Over at Penny Arcade Report, Ben Kuchera talked to analyst Geoffrey Zatkin about the market conditions for video games that have only female protagonists, as opposed to male protagonists, or the choice to play as a male or female main character. There are a lot of insights in there worth considering, but this one stood out to me:

We know from our previous article that marketing spend is one of the few, if not the only, things that can overcome negative reviews.
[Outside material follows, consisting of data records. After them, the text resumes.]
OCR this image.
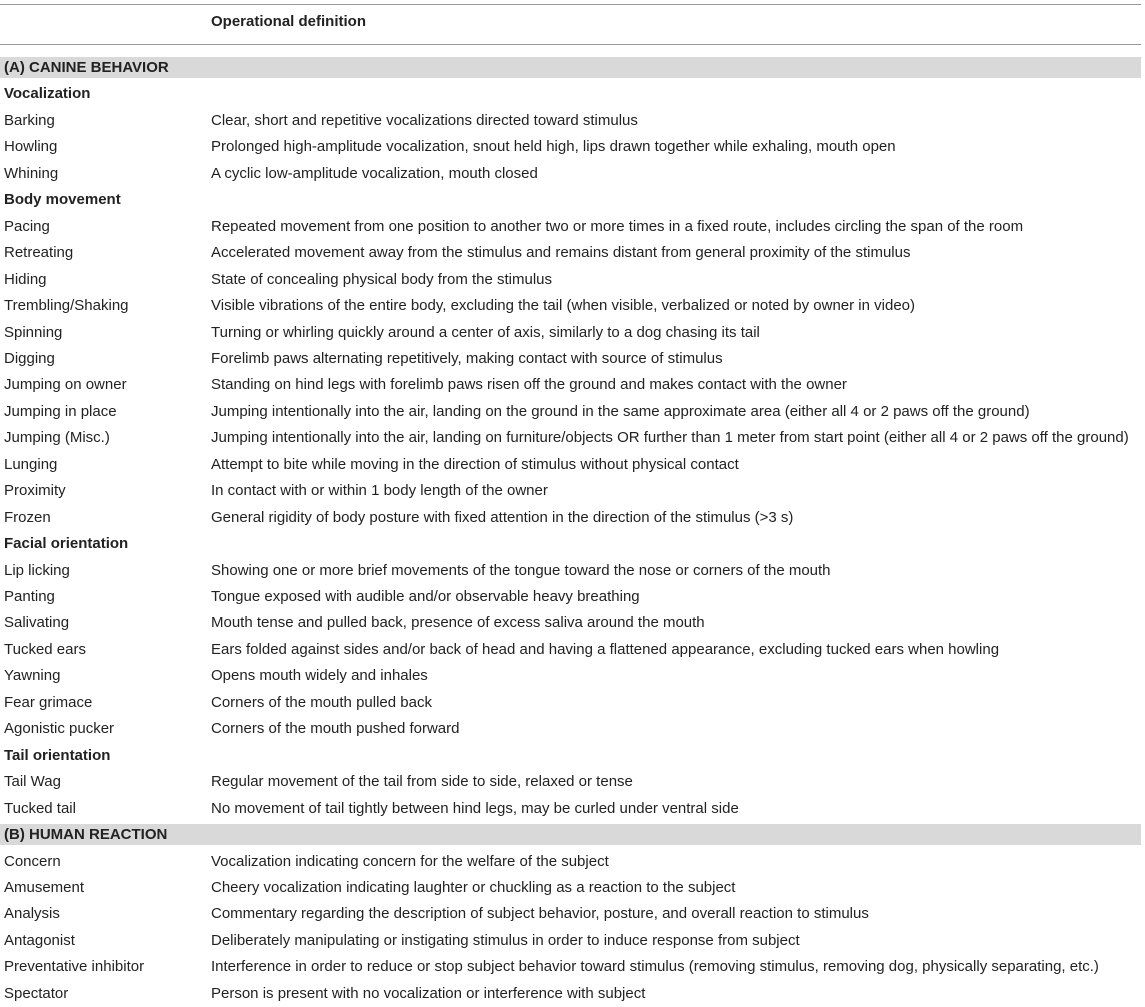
Operational definition
(A) CANINE BEHAVIOR
Vocalization
Barking	Clear, short and repetitive vocalizations directed toward stimulus
Howling	Prolonged high-amplitude vocalization, snout held high, lips drawn together while exhaling, mouth open
Whining	A cyclic low-amplitude vocalization, mouth closed
Body movement
Pacing	Repeated movement from one position to another two or more times in a fixed route, includes circling the span of the room
Retreating	Accelerated movement away from the stimulus and remains distant from general proximity of the stimulus
Hiding	State of concealing physical body from the stimulus
Trembling/Shaking	Visible vibrations of the entire body, excluding the tail (when visible, verbalized or noted by owner in video)
Spinning	Turning or whirling quickly around a center of axis, similarly to a dog chasing its tail
Digging	Forelimb paws alternating repetitively, making contact with source of stimulus
Jumping on owner	Standing on hind legs with forelimb paws risen off the ground and makes contact with the owner
Jumping in place	Jumping intentionally into the air, landing on the ground in the same approximate area (either all 4 or 2 paws off the ground)
Jumping (Misc.)	Jumping intentionally into the air, landing on furniture/objects OR further than 1 meter from start point (either all 4 or 2 paws off the ground)
Lunging	Attempt to bite while moving in the direction of stimulus without physical contact
Proximity	In contact with or within 1 body length of the owner
Frozen	General rigidity of body posture with fixed attention in the direction of the stimulus (>3 s)
Facial orientation
Lip licking	Showing one or more brief movements of the tongue toward the nose or corners of the mouth
Panting	Tongue exposed with audible and/or observable heavy breathing
Salivating	Mouth tense and pulled back, presence of excess saliva around the mouth
Tucked ears	Ears folded against sides and/or back of head and having a flattened appearance, excluding tucked ears when howling
Yawning	Opens mouth widely and inhales
Fear grimace	Corners of the mouth pulled back
Agonistic pucker	Corners of the mouth pushed forward
Tail orientation
Tail Wag	Regular movement of the tail from side to side, relaxed or tense
Tucked tail	No movement of tail tightly between hind legs, may be curled under ventral side
(B) HUMAN REACTION
Concern	Vocalization indicating concern for the welfare of the subject
Amusement	Cheery vocalization indicating laughter or chuckling as a reaction to the subject
Analysis	Commentary regarding the description of subject behavior, posture, and overall reaction to stimulus
Antagonist	Deliberately manipulating or instigating stimulus in order to induce response from subject
Preventative inhibitor	Interference in order to reduce or stop subject behavior toward stimulus (removing stimulus, removing dog, physically separating, etc.)
Spectator	Person is present with no vocalization or interference with subject
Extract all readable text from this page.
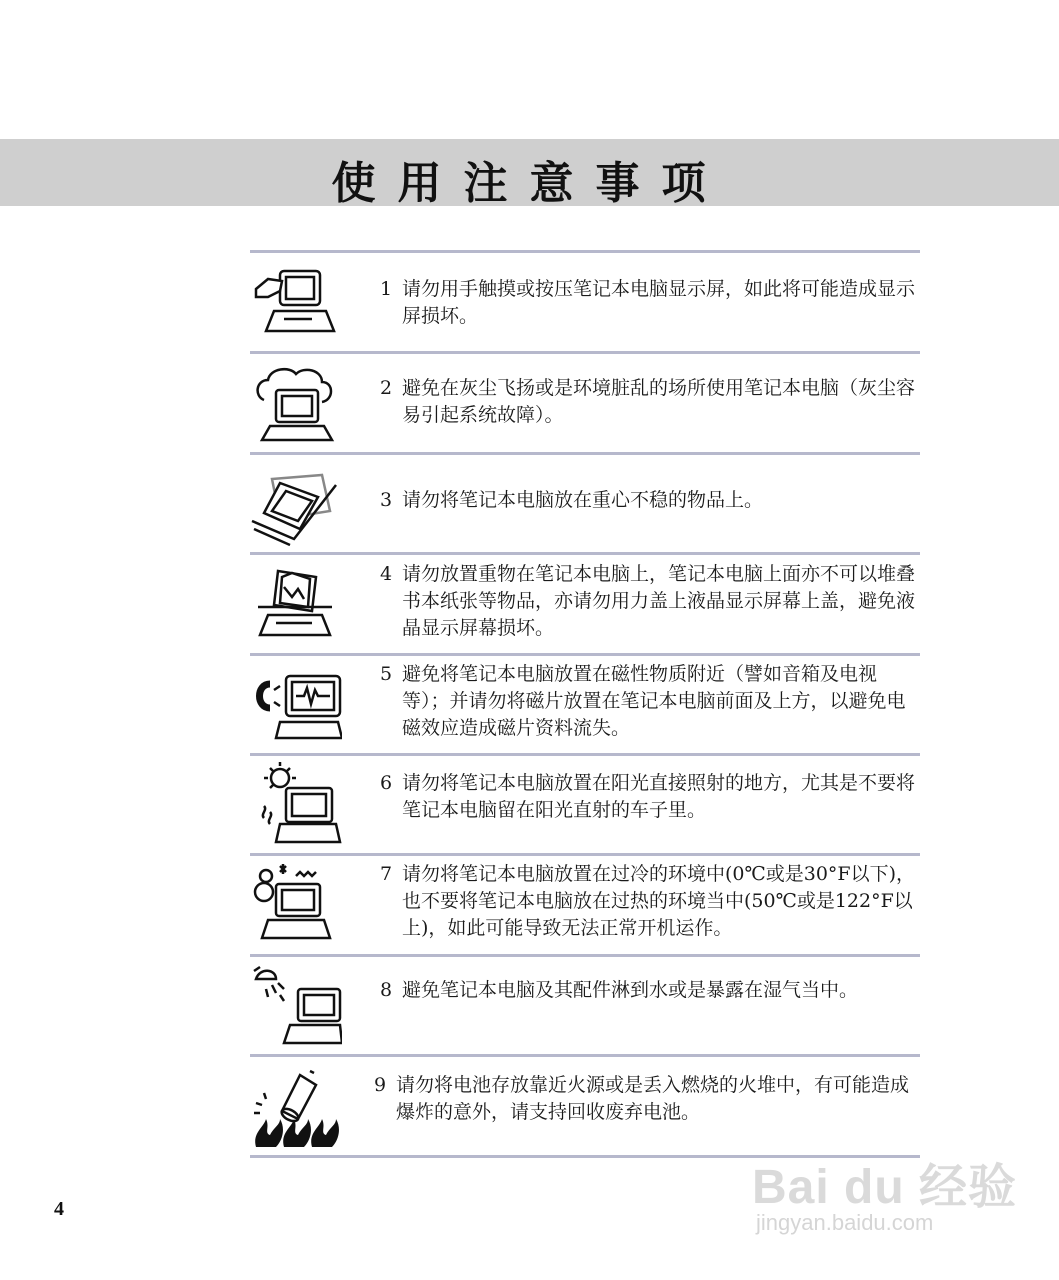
使用注意事项
1 请勿用手触摸或按压笔记本电脑显示屏，如此将可能造成显示屏损坏。
2 避免在灰尘飞扬或是环境脏乱的场所使用笔记本电脑（灰尘容易引起系统故障）。
3 请勿将笔记本电脑放在重心不稳的物品上。
4 请勿放置重物在笔记本电脑上，笔记本电脑上面亦不可以堆叠书本纸张等物品，亦请勿用力盖上液晶显示屏幕上盖，避免液晶显示屏幕损坏。
5 避免将笔记本电脑放置在磁性物质附近（譬如音箱及电视等）；并请勿将磁片放置在笔记本电脑前面及上方，以避免电磁效应造成磁片资料流失。
6 请勿将笔记本电脑放置在阳光直接照射的地方，尤其是不要将笔记本电脑留在阳光直射的车子里。
7 请勿将笔记本电脑放置在过冷的环境中(0℃或是30°F以下)，也不要将笔记本电脑放在过热的环境当中(50℃或是122°F以上)，如此可能导致无法正常开机运作。
8 避免笔记本电脑及其配件淋到水或是暴露在湿气当中。
9 请勿将电池存放靠近火源或是丢入燃烧的火堆中，有可能造成爆炸的意外，请支持回收废弃电池。
4	Bai du 经验
jingyan.baidu.com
Television commercials, ads in magazines, and even shelf space in stores are all for sale, and the more you have to spend the better your game will sell.

Games with only female heroes are given half the marketing budget as games with male heroes. That’s an enormous handicap that cripples their ability to sell well. “Games with a female only protagonist, got half the spending of female optional, and only 40 percent of the marketing budget of male-led games. Less than that, actually,” Zatkin said.

So is this a self-fulfilling prophecy? Do publishers send female-lead games out to die without proper support? “I think it might be, and I think in some cases, though this is a guess, that these games may be considered more niche, and you advertise niche games less,” Zatkin said.

It’s also hard to draw many broad conclusions from this data. There are so few games with exclusively female heroes, and those few games are given such a small marketing budget, do we even know how well a large-budget, marketed game with a female hero would perform?

And this is exactly a point. I don’t want to hear that video games starring women don’t sell as those starring men unless you can show me a persistent failure of video games starring women that have received the same quality and investment in their advertising campaigns and rollouts. Don’t tell me that African-American actors can’t conquer international box office until you make the same efforts to build more Will Smiths as you do to build Taylor Kitsches and Daniel Craigs. Our assumptions about what works and what doesn’t, what will sell, and what won’t, are not natural laws. They’re decisions we’ve made.